A idade média da frota brasileira atingiu 11 anos em 2024, o maior patamar já registrado. A queda no ritmo de renovação é atribuída ao aumento constante do preço de carros novos e às dificuldades de acesso ao crédito. O dado vem de estudo do Sindicato dos Metalúrgicos do ABC com base em informações do setor.
A frota nacional conta com pouco mais de 48 milhões de automóveis e comerciais leves em circulação. Em 2015, a média era de cerca de 8 anos e 9 meses, o que evidencia um envelhecimento gradual ao longo da última década.
Manutenção preventiva ganha relevância
Especialistas da Mobil destacam que veículos mais velhos demandam atenção redobrada a componentes como lubrificação, arrefecimento, freios e suspensão. A manutenção regular ajuda a evitar falhas e prolonga a vida útil dos motores.
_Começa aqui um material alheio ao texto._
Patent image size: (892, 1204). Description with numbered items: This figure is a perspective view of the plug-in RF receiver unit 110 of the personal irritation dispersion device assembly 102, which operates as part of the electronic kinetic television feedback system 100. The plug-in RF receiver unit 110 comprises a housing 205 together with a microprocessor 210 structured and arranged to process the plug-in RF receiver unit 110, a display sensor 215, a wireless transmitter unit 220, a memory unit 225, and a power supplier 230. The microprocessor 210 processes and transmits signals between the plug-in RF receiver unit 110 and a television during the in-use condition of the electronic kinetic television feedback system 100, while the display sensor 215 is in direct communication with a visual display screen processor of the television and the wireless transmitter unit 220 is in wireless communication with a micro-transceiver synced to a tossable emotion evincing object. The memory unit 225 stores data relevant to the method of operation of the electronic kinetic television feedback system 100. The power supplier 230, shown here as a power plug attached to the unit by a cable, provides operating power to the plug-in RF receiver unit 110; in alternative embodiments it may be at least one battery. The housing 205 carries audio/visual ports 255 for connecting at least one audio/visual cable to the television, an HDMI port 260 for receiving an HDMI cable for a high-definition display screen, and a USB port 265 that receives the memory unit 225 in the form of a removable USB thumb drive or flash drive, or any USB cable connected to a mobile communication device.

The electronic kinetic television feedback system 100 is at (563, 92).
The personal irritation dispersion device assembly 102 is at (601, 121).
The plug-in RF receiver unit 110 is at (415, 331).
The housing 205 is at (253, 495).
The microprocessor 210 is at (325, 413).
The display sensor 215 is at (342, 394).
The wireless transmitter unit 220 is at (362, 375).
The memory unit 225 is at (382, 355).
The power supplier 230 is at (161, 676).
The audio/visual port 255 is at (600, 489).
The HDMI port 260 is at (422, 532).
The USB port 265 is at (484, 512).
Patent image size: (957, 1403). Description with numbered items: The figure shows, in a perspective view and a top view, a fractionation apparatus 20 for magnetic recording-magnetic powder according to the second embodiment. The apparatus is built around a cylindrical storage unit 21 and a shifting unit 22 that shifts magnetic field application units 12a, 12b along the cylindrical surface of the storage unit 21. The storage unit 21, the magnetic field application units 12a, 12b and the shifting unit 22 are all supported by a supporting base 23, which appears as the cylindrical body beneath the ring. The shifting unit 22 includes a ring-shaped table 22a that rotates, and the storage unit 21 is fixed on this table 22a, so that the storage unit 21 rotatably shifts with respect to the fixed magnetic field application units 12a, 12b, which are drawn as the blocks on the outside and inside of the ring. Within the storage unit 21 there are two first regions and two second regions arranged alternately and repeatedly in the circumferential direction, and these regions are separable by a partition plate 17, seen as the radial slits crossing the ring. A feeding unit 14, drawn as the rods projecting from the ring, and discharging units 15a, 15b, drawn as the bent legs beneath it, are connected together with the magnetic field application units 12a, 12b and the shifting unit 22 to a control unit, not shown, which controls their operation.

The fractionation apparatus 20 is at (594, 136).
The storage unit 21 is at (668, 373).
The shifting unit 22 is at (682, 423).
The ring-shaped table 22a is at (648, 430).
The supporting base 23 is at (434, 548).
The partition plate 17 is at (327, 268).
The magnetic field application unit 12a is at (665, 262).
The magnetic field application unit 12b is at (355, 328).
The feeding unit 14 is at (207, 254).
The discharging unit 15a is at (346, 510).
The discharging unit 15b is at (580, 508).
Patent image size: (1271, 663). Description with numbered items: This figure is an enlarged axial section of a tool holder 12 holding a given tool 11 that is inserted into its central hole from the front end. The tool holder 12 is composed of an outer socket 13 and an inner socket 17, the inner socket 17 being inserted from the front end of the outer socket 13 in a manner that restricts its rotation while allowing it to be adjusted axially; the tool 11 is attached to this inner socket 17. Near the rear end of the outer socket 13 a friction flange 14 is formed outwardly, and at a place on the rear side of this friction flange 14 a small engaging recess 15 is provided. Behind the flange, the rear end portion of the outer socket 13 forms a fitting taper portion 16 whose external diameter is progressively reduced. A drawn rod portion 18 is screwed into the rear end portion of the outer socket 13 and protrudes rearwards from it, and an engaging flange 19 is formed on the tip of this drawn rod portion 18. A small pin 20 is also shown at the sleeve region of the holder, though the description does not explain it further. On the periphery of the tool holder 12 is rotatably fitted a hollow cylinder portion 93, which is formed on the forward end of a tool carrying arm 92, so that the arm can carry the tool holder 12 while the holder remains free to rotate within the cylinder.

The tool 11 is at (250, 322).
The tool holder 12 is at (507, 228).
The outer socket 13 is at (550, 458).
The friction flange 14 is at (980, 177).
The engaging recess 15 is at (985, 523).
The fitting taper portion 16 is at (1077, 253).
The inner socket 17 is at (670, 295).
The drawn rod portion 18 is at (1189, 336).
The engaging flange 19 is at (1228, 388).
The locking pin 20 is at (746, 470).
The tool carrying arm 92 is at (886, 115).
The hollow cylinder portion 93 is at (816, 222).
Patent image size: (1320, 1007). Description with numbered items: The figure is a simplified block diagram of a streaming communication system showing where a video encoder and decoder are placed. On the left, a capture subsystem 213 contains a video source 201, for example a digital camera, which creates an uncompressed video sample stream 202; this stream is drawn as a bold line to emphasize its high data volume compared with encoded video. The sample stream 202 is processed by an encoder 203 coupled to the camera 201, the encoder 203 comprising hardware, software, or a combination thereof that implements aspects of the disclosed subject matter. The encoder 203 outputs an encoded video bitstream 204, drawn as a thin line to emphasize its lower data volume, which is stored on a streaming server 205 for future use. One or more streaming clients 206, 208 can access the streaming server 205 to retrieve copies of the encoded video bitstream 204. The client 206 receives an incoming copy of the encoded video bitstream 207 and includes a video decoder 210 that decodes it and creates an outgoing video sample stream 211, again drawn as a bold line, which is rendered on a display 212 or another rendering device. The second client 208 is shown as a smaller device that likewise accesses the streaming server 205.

O envelhecimento da frota eleva custos para proprietários e pode impactar a eficiência de consumo. Falhas preventivas costumam ser mais caras quando surgem, e condicionam maior gasto com reparos, se não houver inspeções periódicas.
Especialistas apontam que, com a renovação lenta prevista para os próximos anos, a adoção de planos de manutenção e de revisões dentro dos prazos indicados pelos fabricantes se torna essencial para milhões de motoristas.